No, I am not going to become a Muslim. Insha-Allah. Switching religions, trading one set of rituals for another set of rituals, exchanging one creed for another, is not of interest to me. But sometimes it takes another to find the depth of one’s own. To find, in another’s tongue, divine words.
You don’t make the ziyarat without an invitation. It is important that the Imam invites you and the Imam grants permission. So all of the visitors, all 15 million plus, are believed to have been invited. No visitor is unwelcome. No visitor is anything less than a blessed beloved of Allah. Of course, you feed them. Of course, you shelter them. Of course, you care for their needs. You love them, because they are on a divine mission, a sacred journey, in which they will be blessed, be a blessing to the world, and you will have a part in that, not because there is anything extra special about you, but because, Insha-Allah. You do it for the love of Husayn (alayhi s-salaam). The people of Iraq know this.
Whether you are making the ziyarat or serving those who do, it is a divine interplay, a unchoreographed dance of love.
But lest we get caught up in the romance of it, let us remember who is this Imam who invites visitors from all over the entire world. Imam Husayn (alayhi s-salaam) refused to submit to the authority of Yazid, who he believed to be unjust. Husayn refused to allow Islam to be directed by tyrants with small minds and large greed.

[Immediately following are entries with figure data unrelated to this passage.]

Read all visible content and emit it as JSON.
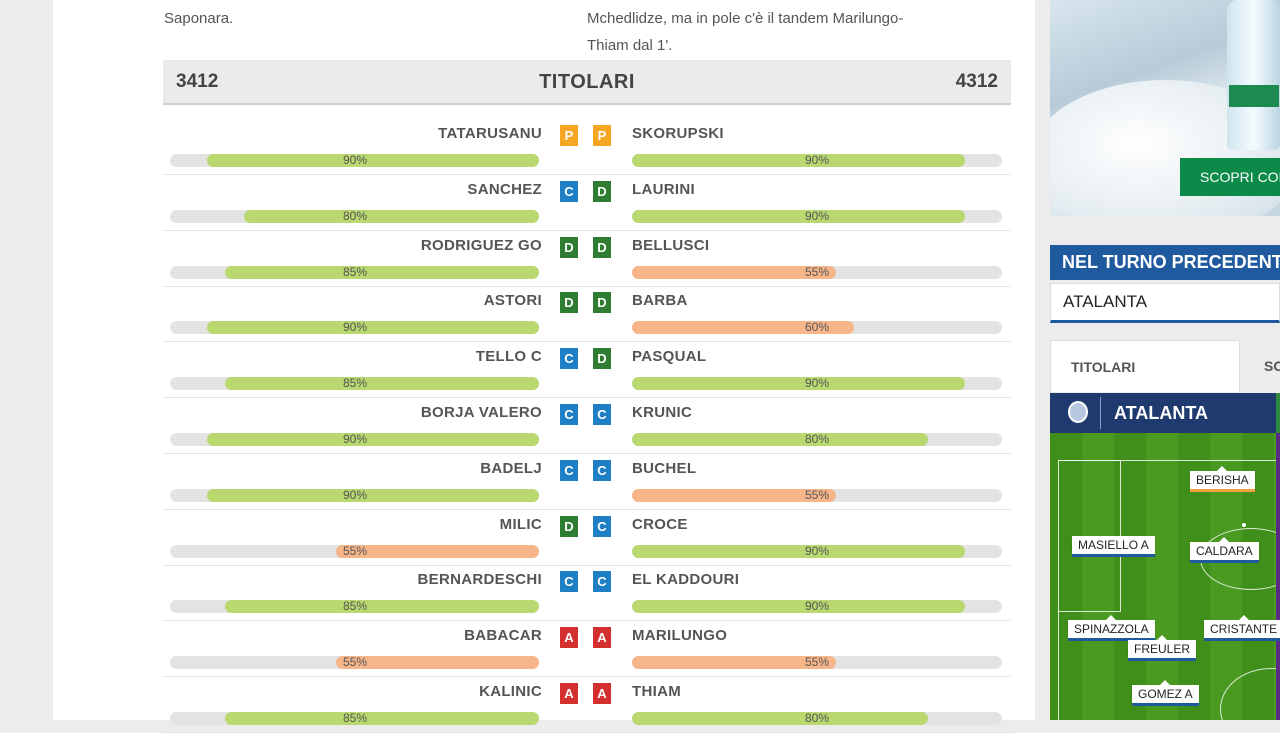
{
  "intro": {
    "left": "Saponara.",
    "right_line1": "Mchedlidze, ma in pole c'è il tandem Marilungo-",
    "right_line2": "Thiam dal 1'."
  },
  "lineup": {
    "module_left": "3412",
    "title": "TITOLARI",
    "module_right": "4312",
    "rows": [
      {
        "left_name": "TATARUSANU",
        "left_role": "P",
        "left_pct": "90%",
        "left_value": 90,
        "left_color": "green",
        "right_name": "SKORUPSKI",
        "right_role": "P",
        "right_pct": "90%",
        "right_value": 90,
        "right_color": "green"
      },
      {
        "left_name": "SANCHEZ",
        "left_role": "C",
        "left_pct": "80%",
        "left_value": 80,
        "left_color": "green",
        "right_name": "LAURINI",
        "right_role": "D",
        "right_pct": "90%",
        "right_value": 90,
        "right_color": "green"
      },
      {
        "left_name": "RODRIGUEZ GO",
        "left_role": "D",
        "left_pct": "85%",
        "left_value": 85,
        "left_color": "green",
        "right_name": "BELLUSCI",
        "right_role": "D",
        "right_pct": "55%",
        "right_value": 55,
        "right_color": "orange"
      },
      {
        "left_name": "ASTORI",
        "left_role": "D",
        "left_pct": "90%",
        "left_value": 90,
        "left_color": "green",
        "right_name": "BARBA",
        "right_role": "D",
        "right_pct": "60%",
        "right_value": 60,
        "right_color": "orange"
      },
      {
        "left_name": "TELLO C",
        "left_role": "C",
        "left_pct": "85%",
        "left_value": 85,
        "left_color": "green",
        "right_name": "PASQUAL",
        "right_role": "D",
        "right_pct": "90%",
        "right_value": 90,
        "right_color": "green"
      },
      {
        "left_name": "BORJA VALERO",
        "left_role": "C",
        "left_pct": "90%",
        "left_value": 90,
        "left_color": "green",
        "right_name": "KRUNIC",
        "right_role": "C",
        "right_pct": "80%",
        "right_value": 80,
        "right_color": "green"
      },
      {
        "left_name": "BADELJ",
        "left_role": "C",
        "left_pct": "90%",
        "left_value": 90,
        "left_color": "green",
        "right_name": "BUCHEL",
        "right_role": "C",
        "right_pct": "55%",
        "right_value": 55,
        "right_color": "orange"
      },
      {
        "left_name": "MILIC",
        "left_role": "D",
        "left_pct": "55%",
        "left_value": 55,
        "left_color": "orange",
        "right_name": "CROCE",
        "right_role": "C",
        "right_pct": "90%",
        "right_value": 90,
        "right_color": "green"
      },
      {
        "left_name": "BERNARDESCHI",
        "left_role": "C",
        "left_pct": "85%",
        "left_value": 85,
        "left_color": "green",
        "right_name": "EL KADDOURI",
        "right_role": "C",
        "right_pct": "90%",
        "right_value": 90,
        "right_color": "green"
      },
      {
        "left_name": "BABACAR",
        "left_role": "A",
        "left_pct": "55%",
        "left_value": 55,
        "left_color": "orange",
        "right_name": "MARILUNGO",
        "right_role": "A",
        "right_pct": "55%",
        "right_value": 55,
        "right_color": "orange"
      },
      {
        "left_name": "KALINIC",
        "left_role": "A",
        "left_pct": "85%",
        "left_value": 85,
        "left_color": "green",
        "right_name": "THIAM",
        "right_role": "A",
        "right_pct": "80%",
        "right_value": 80,
        "right_color": "green"
      }
    ]
  },
  "colors": {
    "P": "#f5a623",
    "C": "#1e7fc5",
    "D": "#2e7d32",
    "A": "#d32f2f",
    "bar_green": "#b9d870",
    "bar_orange": "#f7b58a"
  },
  "ad": {
    "button_label": "SCOPRI COD"
  },
  "sidebar": {
    "header": "NEL TURNO PRECEDENTE",
    "team_select": "ATALANTA",
    "tab_active": "TITOLARI",
    "tab_other": "SC",
    "field_team": "ATALANTA",
    "players": [
      "BERISHA",
      "MASIELLO A",
      "CALDARA",
      "SPINAZZOLA",
      "CRISTANTE",
      "FREULER",
      "GOMEZ A"
    ]
  }
}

His brutal slaughter and the slaughter of his 72 companions on the plains of Karbala 1400 years ago was a tragedy—a tragedy of cosmic significance. But it was something else. It is a victory. It is a tragedy that repeats itself all over the world and it is a victory in the hearts of those who will not allow that tragedy to be the final word on the matter.
The invitation to visit Husayn (alayhi s-salaam), is the invitation from his own lips. As the battle ended, and Husayn faced his own end, he called out to the world, to future generations, “Is there anyone who will help me?” The response is from any in the world, regardless of religion, or culture or language, “Labbayk ya Husayn.” “Here I am, Husayn.”

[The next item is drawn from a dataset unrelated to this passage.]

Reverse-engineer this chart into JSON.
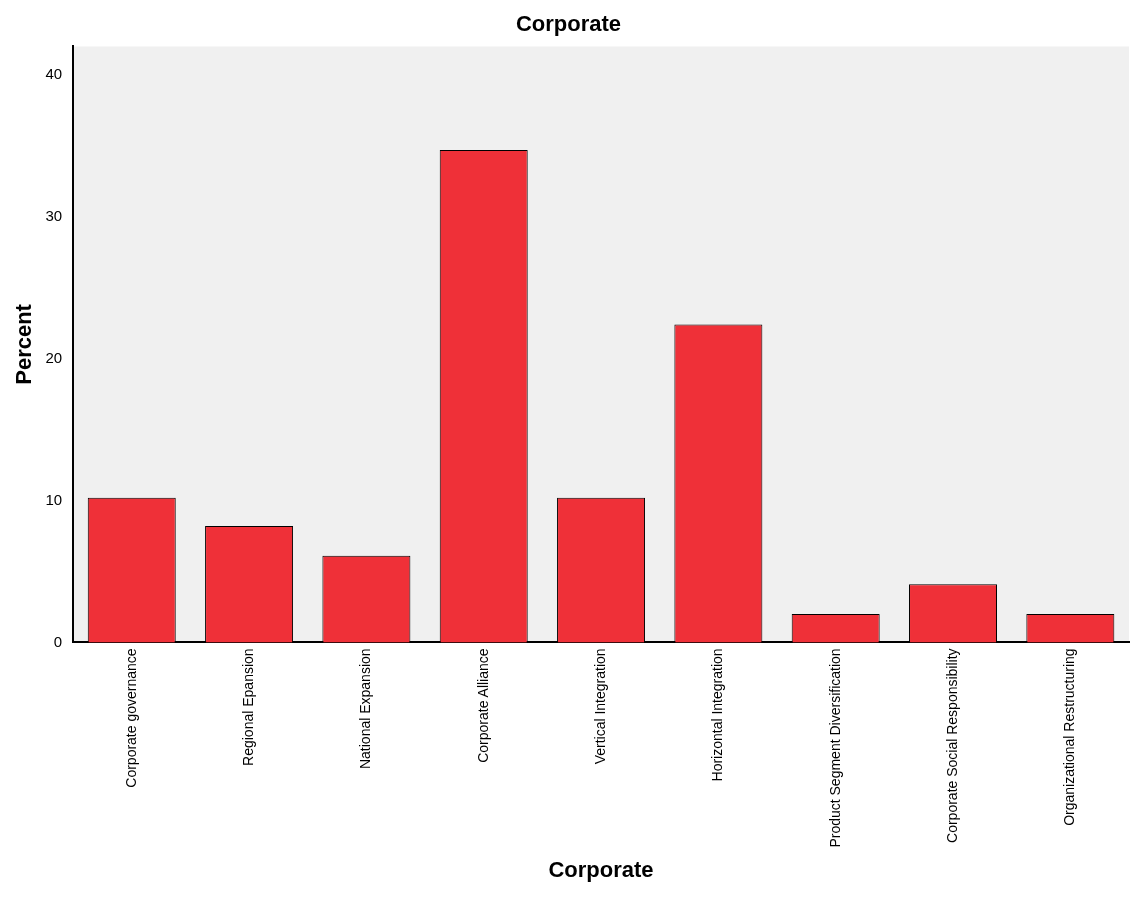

And what is that response?
Well, that is your journey and mine.
“Here I am, Husayn,” can mean so many things in a world that is soaked in the blood of injustice. It can mean that I will bear witness to what I think is true, what I think is just, what I think is good, even if it means I will have to give up my own life. I will fight the Yazids of the world on behalf of the poor even if the odds are 30,000 to 72. Insha-Allah.
The victory is that the response to the call will not end. Arbaeen is the symbol of the path toward redemption for our world. What I learned is that I don’t lead it. The West will not lead this. The rich will not lead this. Empires will not lead this. It will be led by those who the so-called powers of this world ignore, suppress and distort.
A popular phrase is “Every day is Ashura and every place is Karbala.” Ashura is the day Imam Husayn (alahi s-salaam) and his companions were brutally murdered. Karbala is the place. Every day is Ashura and every place is Karbala means that every day we are called to take notice of our moral compass. To reset it. To recommit to it.
I discovered that my understanding of Jesus is not unlike that of Husayn. They are brothers. In fact, Shias believe that on the last day, the Imam Mahdi will return with Jesus. They are on the same team. They have the same goals. They live in the same love.
Finally, this experience was joy. The story of Karbala is a tragedy, but it is a story of joy. It is as our guide, Maulana Baig, said, a gift wrapped in grief. Mourning leads as it always must, to joy. The ultimate victor is not Yazid and his minions who make the world suffer. The ultimate victor is Husayn who lives in each of us, and who summons the world to love.
For that I am eternally grateful.
The people of Iraq have given me a glimpse of what that love looks like.